Rejecting demands from conservative Anglicans overseas and at home that they elect no more gay bishops for now, Episcopalians voted instead to call for "restraint." And in a communion where female bishops are the exception, Episcopalians ruffled some Anglicans by electing Nevada Bishop Katharine Jefferts Schori, who supports ordaining gays, as their first female presiding bishop.
Williams suggested a two-tiered model of full-member churches that would "limit their local freedoms for the sake of a wider witness" and other "churches in association," which would have no restrictions on actions such as ordaining gays but would have "no direct part in the decision-making" of the communion.
"There is no way in which the Anglican Communion can remain unchanged by what is happening at the moment," he said.
Williams said the same two-tiered model could work within national churches, including the Episcopal Church, where some parishes are in open revolt against their liberal leaders. The Anglican Communion Network, which represents 10 U.S. conservative dioceses and more than 900 parishes within the Episcopal Church, is deciding whether to break f rom the denomination.

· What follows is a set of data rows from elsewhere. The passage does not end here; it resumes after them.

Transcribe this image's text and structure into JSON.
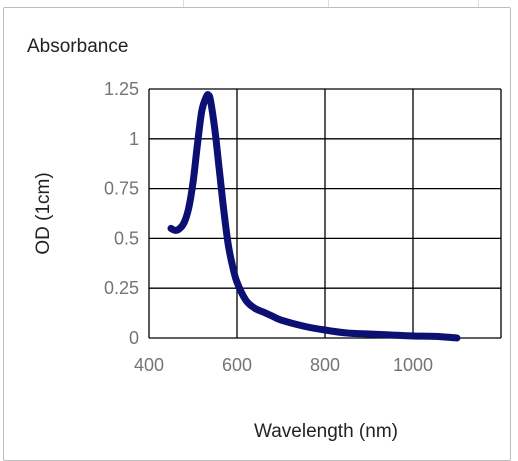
{
  "chart_data": {
    "type": "line",
    "title": "Absorbance",
    "xlabel": "Wavelength (nm)",
    "ylabel": "OD (1cm)",
    "xlim": [
      400,
      1200
    ],
    "ylim": [
      0,
      1.25
    ],
    "x_ticks": [
      400,
      600,
      800,
      1000
    ],
    "x_tick_labels": [
      "400",
      "600",
      "800",
      "1000"
    ],
    "y_ticks": [
      0,
      0.25,
      0.5,
      0.75,
      1,
      1.25
    ],
    "y_tick_labels": [
      "0",
      "0.25",
      "0.5",
      "0.75",
      "1",
      "1.25"
    ],
    "grid": true,
    "legend": "none",
    "series": [
      {
        "color": "#0d1073",
        "x": [
          450,
          460,
          470,
          480,
          490,
          500,
          510,
          520,
          530,
          535,
          540,
          550,
          560,
          570,
          580,
          590,
          600,
          620,
          640,
          660,
          680,
          700,
          750,
          800,
          850,
          900,
          950,
          1000,
          1050,
          1100
        ],
        "y": [
          0.55,
          0.54,
          0.55,
          0.58,
          0.65,
          0.78,
          0.97,
          1.14,
          1.21,
          1.22,
          1.19,
          1.04,
          0.84,
          0.64,
          0.47,
          0.36,
          0.28,
          0.19,
          0.15,
          0.13,
          0.11,
          0.09,
          0.06,
          0.04,
          0.025,
          0.02,
          0.015,
          0.01,
          0.008,
          0.0
        ]
      }
    ]
  }
}
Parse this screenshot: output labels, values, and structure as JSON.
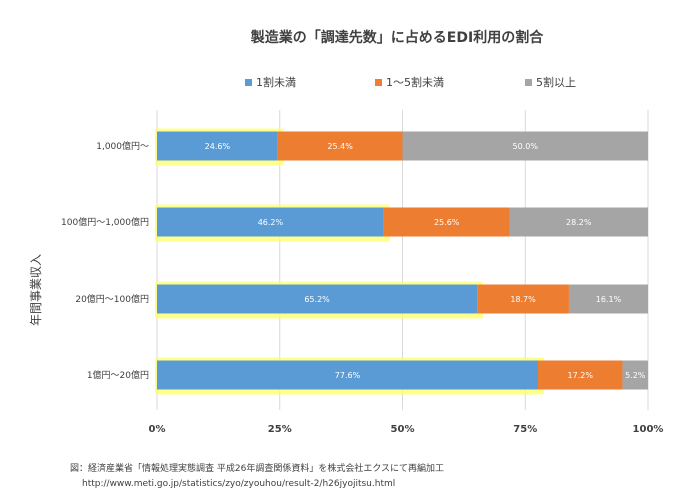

Departing Episcopal Presiding Bishop Frank Griswold cautioned that Williams' statement was complex and that it should not be read as an ultimatum to the Episcopal Church.
"The statement is so extensive and in many ways dense, people with different points of view are going to pull out of it whatever they find useful and say this is what he means," Griswold said.
Williams, he said, "in no way prejudges the outcome."